No correlation between fractional anisotropy reductions and microdialysis measured levels of amyloid-β. There was no correlation between fractional anisotropy (FA) z-scores and interstitial levels of amyloid-β 13–36 h after initial injury (Spearman’s one-tailed correlation test, n = 15). Z-scores are calculated as indicated in Fig. 3. Triangles indicate patients with conventional MRI abnormalities in the region of microdialysis catheter insertion and empty rectangular symbol corresponds to the outlier as in Fig. 3.

Figure 6

No correlation between fractional anisotropy reductions and microdialysis measured brain metabolic markers.

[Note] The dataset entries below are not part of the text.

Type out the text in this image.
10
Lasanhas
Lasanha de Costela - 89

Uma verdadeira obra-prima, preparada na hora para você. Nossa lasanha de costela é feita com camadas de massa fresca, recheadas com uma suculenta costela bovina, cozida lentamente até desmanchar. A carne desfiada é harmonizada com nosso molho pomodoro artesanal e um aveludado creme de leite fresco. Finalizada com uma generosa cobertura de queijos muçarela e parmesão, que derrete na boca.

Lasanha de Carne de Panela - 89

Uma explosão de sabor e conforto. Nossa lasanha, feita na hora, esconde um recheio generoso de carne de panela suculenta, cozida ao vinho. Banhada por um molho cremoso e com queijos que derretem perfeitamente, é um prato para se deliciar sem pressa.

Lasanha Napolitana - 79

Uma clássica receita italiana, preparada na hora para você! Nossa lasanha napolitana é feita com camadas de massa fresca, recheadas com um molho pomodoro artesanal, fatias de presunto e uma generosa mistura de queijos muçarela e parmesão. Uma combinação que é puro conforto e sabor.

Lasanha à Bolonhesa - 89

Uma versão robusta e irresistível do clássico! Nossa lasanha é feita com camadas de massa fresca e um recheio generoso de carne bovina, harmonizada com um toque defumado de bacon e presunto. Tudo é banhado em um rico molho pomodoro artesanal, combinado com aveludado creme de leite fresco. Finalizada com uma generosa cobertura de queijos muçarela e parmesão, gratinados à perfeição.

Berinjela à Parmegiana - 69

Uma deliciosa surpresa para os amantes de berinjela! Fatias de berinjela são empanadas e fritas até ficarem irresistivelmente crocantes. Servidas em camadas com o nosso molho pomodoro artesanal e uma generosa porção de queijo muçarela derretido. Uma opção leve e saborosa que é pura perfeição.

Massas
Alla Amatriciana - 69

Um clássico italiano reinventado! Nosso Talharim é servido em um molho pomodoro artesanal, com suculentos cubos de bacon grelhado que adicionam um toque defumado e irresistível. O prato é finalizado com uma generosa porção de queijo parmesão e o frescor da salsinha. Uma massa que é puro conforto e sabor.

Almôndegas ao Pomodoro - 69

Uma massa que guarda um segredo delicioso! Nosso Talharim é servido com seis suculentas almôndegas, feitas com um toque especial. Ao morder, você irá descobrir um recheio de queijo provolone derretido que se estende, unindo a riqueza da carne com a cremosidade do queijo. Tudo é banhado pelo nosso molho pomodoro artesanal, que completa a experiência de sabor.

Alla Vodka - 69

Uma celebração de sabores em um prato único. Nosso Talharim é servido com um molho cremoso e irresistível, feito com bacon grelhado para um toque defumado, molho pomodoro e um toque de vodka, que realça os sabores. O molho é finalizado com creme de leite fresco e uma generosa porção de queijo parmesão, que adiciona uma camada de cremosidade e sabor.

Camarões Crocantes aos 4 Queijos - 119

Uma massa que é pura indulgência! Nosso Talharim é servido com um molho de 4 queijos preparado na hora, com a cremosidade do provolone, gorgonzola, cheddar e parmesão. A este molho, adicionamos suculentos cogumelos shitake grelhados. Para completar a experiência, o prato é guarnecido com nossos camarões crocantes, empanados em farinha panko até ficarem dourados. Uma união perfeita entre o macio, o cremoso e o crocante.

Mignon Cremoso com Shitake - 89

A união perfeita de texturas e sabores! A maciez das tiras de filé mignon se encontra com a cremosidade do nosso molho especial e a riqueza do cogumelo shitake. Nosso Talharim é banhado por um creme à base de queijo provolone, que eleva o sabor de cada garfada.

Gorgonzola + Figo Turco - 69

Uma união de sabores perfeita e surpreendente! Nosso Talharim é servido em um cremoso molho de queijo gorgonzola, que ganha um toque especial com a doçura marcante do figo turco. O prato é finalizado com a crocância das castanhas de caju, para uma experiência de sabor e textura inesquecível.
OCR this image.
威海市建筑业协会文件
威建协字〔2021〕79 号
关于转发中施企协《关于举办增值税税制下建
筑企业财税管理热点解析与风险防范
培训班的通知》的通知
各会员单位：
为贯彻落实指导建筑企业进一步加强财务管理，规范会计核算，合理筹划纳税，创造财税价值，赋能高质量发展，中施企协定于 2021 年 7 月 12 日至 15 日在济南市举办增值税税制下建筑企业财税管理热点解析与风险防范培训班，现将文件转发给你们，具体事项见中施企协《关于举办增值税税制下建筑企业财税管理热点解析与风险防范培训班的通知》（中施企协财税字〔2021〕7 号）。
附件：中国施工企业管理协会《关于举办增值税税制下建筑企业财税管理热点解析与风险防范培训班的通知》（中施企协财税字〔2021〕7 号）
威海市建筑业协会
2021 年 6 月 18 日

There was no correlation between fractional anisotropy (FA) z-scores and interstitial levels of glucose (A), lactate (B), lactate to pyruvate ratio (C), and glutamate (D) 13–36 h after initial injury (Spearman’s one-tailed correlation tests, n = 15). Z-scores are calculated as indicated in Fig. 3. Triangles indicate patients with conventional MRI abnormalities in the region of microdialysis catheter insertion and open squares correspond to the outlier as in Fig. 3.